American Legion Commander Candidate Describes Challenges for Veterans
“I’ve been carrying this for 40-some years. This is the original box, falling apart,” says Wong, as he slowly lifts the cover.
Inside is a bronze-colored medal inscribed with a scene of American troops. Along the top is written “For God and Country.” Along the bottom is written the motto of the United States Marines: “Semper Fidelis,” Latin for “Always Faithful.”
Wong was given the award when he was still in junior high school in New York’s Chinatown. “I feel that somehow I’m meant to be part of this,” Wong says.
Wong is one of the leading candidates to become the next American Legion National Commander. He immigrated to the United States from China when he was just 12. He became a naturalized U.S. citizen, and was given the medal just a couple of years later, as an award for good school work. It left an impression on him that became a guiding beacon for the rest of his life.
He volunteered for the Army in 1969 and served 25 months in Vietnam. He learned when he was young that only veterans of American wars could join the American Legion. “Maybe that was one of the things, when it was time for me to go and they said wait to be drafted or volunteer to join.
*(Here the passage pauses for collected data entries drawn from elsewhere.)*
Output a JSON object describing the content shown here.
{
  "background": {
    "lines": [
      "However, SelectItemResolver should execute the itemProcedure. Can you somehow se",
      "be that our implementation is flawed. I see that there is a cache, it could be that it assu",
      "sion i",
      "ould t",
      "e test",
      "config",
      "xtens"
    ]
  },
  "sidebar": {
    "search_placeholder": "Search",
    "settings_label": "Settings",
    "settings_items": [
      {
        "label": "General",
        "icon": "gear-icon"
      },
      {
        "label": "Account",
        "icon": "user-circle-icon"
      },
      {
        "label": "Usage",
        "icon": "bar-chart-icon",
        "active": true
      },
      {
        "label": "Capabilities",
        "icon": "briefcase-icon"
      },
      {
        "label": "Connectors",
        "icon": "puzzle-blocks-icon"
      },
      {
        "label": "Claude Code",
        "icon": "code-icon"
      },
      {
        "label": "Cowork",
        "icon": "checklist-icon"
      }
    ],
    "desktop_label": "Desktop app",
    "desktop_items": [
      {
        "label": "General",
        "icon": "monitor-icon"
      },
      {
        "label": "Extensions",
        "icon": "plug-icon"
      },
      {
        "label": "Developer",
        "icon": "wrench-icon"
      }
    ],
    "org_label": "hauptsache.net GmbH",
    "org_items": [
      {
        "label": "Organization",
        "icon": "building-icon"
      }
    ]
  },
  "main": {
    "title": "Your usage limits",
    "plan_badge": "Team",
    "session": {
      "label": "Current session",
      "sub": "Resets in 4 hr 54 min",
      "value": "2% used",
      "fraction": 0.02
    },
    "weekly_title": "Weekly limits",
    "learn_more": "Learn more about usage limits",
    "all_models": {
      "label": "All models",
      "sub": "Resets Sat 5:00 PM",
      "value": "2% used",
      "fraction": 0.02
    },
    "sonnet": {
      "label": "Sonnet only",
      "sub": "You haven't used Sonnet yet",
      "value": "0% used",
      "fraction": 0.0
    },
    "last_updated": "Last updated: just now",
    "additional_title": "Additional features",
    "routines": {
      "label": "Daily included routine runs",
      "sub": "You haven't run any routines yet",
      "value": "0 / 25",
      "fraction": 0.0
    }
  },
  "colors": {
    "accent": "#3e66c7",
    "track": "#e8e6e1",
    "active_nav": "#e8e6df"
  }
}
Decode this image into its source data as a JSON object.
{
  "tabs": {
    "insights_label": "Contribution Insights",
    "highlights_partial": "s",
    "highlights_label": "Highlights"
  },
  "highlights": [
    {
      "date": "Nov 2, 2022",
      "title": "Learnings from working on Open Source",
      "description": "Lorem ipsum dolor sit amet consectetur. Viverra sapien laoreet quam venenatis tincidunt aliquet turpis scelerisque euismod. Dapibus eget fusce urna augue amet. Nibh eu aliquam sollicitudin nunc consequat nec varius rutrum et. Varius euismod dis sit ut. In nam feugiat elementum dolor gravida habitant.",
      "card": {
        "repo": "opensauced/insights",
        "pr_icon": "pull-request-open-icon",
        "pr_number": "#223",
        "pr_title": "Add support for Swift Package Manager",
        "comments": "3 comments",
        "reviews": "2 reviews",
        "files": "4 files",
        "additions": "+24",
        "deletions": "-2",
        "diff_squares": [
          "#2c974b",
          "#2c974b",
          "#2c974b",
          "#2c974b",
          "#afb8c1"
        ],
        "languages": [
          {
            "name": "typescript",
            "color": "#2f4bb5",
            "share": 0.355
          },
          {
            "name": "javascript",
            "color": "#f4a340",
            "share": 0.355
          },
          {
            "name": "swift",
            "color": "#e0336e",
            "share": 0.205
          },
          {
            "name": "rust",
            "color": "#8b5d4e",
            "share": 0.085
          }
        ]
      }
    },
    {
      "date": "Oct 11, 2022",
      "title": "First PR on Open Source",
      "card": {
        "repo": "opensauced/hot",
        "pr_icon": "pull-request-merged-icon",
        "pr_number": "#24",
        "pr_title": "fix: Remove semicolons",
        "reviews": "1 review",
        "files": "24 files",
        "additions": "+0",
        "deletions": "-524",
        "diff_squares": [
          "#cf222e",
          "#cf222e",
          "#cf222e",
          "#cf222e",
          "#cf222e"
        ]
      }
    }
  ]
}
Maybe that had something to do with it,” he said.
Wong would spend 20 years in the Army before he retired in May 1989, as a chief warrant officer (CW3). He joined the American Legion that same year.
“The more you get into it, the more you understand how much the veterans still love their country, how much they still want to put out,” Wong said, during an interview at the American Legion’s Lt. B. R. Kimlau Chinese Memorial Post in New York.
Embedded in Chinatown, the American Legion post is filled with veterans with service dating back to World War II. Two coffee dispensers filled with tea sit on a table near men playing a game of Mahjong—a Chinese game played with small tiles. Others sit and chat. Although this branch of the American Legion is predominantly joined by ethnic Chinese veterans of American wars, each of its membersshares a common bond felt by all veterans.
Wong sits downstairs in a hall reserved for events. The walls are decorated with photographs of men and women who passed through the American Legion. Flags representing each branch of the U.S. military are draped from the ceiling.
Wong is soft spoken and is quick to laugh. If he wins the spot as the next American Legion National commander on Sept. 1, 2011, he will carry the torch as an advocate for the decisions of the American Legion membership.
The American Legion was incorporated by Congress just following the first world war in 1919, as an organization representing America’s veterans. As the largest veteran service group in the country, the nonprofit American Legion is a voice for veterans’ rights.
The organization is driven by the resolutions of its members. The national commander doesn’t make rules, but instead represents the overall stance of its members—particularly regarding Department of Defense policies that affect veterans.
“When they are doing well we are their biggest supporters, we lobby for them,” Wong said. “When they are not doing well we point out their shortcomings … what they need to change.”